People with uteruses have to bear the burden of contraception disproportionately because there are more products available for them — and this is unfair. People with uteruses have to put in more emotional and physical work to actively prevent pregnancies than people without, and they also deal with the long list of persistent psychological and physically painful side effects while on hormonal contraception that males are exempt from. Would people without a uterus do the same if given the chance?

I believe that men would pull their weight in the burden of contraception if given the chance. Surveys suggest that up to 71% of men would use a male hormonal contraceptive. Men currently only have two reliable options — condoms or vasectomies. One is temporary and leaves room for error when not used correctly, the other is more permanent and can be difficult to reverse. Men need something in between. 

Temporary contraceptive methods are in the works. The Contraceptive Development Program in Maryland is developing a hormonal method that has proven to have sufficient contraceptive effects without major side effects. Private firms such as COSO and Vasalgel are developing non-hormonal methods like an ultrasound-based “jacuzzi” and an injectable plug that blocks the duct where sperm travels through.

Despite so many products and discoveries in the pipeline, I worry that they’ll fizzle out just like Bimek SLV, and it isn’t because of low demand. The root of the problem is Big Pharma’s unethical sales strategies which ensure that people continue to buy their products. 

Big Pharma companies have consistently been criticized for prioritizing revenue ahead of patient welfare by differentiating their products instead of innovating new ones. A common strategy is product hopping, where drug companies market reformulations of their best-selling medications that are nearing the end of their monopolistic life so consumers don’t use cheaper, generic medications. 

On average, pharmaceutical companies only spend 18% of their revenue on research and development of new medications. Funding the development of an alternative drug may reduce the short term profits of Big Pharma companies so they aren’t incentivized to do it.
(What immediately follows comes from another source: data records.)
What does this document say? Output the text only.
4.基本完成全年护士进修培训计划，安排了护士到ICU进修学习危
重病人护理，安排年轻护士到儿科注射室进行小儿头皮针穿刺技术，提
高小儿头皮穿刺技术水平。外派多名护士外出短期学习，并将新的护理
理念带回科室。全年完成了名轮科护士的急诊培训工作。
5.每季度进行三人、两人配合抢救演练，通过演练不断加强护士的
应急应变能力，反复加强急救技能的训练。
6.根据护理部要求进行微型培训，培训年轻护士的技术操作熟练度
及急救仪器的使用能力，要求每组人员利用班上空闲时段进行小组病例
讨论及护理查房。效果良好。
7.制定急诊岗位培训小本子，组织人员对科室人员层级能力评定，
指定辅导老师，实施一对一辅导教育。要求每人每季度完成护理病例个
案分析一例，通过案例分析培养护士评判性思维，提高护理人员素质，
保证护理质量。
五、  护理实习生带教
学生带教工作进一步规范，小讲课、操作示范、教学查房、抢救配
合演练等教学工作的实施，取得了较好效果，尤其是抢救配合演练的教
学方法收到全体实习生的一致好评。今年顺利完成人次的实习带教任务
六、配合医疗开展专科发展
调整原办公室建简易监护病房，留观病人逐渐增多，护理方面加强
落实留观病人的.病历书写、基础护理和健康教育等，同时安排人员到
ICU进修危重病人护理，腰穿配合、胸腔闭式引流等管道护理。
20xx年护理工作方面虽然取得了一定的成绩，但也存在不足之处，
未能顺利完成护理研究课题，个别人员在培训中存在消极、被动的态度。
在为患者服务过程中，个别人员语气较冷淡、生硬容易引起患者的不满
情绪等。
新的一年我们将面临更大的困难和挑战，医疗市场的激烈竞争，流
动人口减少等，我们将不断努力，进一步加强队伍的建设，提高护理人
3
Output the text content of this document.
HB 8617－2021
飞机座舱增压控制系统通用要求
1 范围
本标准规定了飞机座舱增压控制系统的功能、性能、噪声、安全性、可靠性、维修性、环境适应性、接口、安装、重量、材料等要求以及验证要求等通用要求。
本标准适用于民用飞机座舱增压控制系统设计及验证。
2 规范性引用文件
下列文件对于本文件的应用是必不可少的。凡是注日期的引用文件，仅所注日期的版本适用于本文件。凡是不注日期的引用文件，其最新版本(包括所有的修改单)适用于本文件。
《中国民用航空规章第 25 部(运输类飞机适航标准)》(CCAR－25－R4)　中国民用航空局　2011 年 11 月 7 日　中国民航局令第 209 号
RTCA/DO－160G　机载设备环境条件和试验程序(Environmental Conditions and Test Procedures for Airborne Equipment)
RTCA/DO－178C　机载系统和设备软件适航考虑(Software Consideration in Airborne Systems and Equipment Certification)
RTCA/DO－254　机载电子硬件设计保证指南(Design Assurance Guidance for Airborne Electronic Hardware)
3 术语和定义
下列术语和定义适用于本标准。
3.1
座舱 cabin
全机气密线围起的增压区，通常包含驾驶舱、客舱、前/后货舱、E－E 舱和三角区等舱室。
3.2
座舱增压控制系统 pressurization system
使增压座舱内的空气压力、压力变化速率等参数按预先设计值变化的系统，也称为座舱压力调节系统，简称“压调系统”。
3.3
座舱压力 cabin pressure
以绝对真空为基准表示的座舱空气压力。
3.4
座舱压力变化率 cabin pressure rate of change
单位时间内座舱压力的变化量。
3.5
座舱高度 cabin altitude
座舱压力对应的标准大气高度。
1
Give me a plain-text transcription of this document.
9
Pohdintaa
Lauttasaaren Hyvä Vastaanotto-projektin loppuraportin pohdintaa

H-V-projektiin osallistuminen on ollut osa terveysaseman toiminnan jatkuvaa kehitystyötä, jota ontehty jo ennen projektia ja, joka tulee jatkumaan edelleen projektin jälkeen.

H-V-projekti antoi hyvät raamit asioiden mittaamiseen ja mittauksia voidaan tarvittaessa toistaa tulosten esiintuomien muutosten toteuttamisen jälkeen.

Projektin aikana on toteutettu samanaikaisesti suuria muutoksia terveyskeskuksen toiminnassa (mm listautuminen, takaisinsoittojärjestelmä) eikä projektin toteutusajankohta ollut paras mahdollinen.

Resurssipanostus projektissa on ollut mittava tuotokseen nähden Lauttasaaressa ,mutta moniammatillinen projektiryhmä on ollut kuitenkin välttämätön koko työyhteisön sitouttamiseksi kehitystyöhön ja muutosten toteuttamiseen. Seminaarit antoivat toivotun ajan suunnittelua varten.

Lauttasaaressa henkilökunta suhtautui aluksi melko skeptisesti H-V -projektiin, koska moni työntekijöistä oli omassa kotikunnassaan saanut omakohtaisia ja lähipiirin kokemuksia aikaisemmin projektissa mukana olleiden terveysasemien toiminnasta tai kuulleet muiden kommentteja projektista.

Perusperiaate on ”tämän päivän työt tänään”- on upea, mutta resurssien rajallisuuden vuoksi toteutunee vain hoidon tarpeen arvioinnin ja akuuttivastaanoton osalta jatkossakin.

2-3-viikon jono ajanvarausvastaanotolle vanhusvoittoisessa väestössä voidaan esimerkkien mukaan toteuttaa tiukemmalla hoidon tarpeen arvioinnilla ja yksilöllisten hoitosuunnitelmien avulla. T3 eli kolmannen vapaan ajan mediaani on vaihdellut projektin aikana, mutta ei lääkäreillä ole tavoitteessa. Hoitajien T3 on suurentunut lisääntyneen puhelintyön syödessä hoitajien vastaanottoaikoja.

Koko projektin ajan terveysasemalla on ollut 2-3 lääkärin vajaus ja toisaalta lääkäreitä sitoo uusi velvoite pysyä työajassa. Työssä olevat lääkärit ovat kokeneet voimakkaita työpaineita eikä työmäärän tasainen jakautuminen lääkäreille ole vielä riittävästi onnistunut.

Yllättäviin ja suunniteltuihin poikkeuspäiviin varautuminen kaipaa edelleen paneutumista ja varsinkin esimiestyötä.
Small biotech companies like Bimek SLV, COSO and Vasalgel are revolutionizing male contraception. However, they need funding to continue developing their inventions. In order for their products to go through clinical trials, certification and finally development, they have to partner up with Big Pharma companies — which may not happen because it threatens their profit margins.

We need to move on from arguments about whether there is a true demand for male contraception or whether males are ready to handle the responsibilities associated with being on contraception. The only way forward now is to bring to light unethical practices by big pharma and hold them accountable for undermining innovation. I can’t say for sure how long it will take to finally have a commercial product for male birth control, but I can say with certainty who is stopping us from getting there.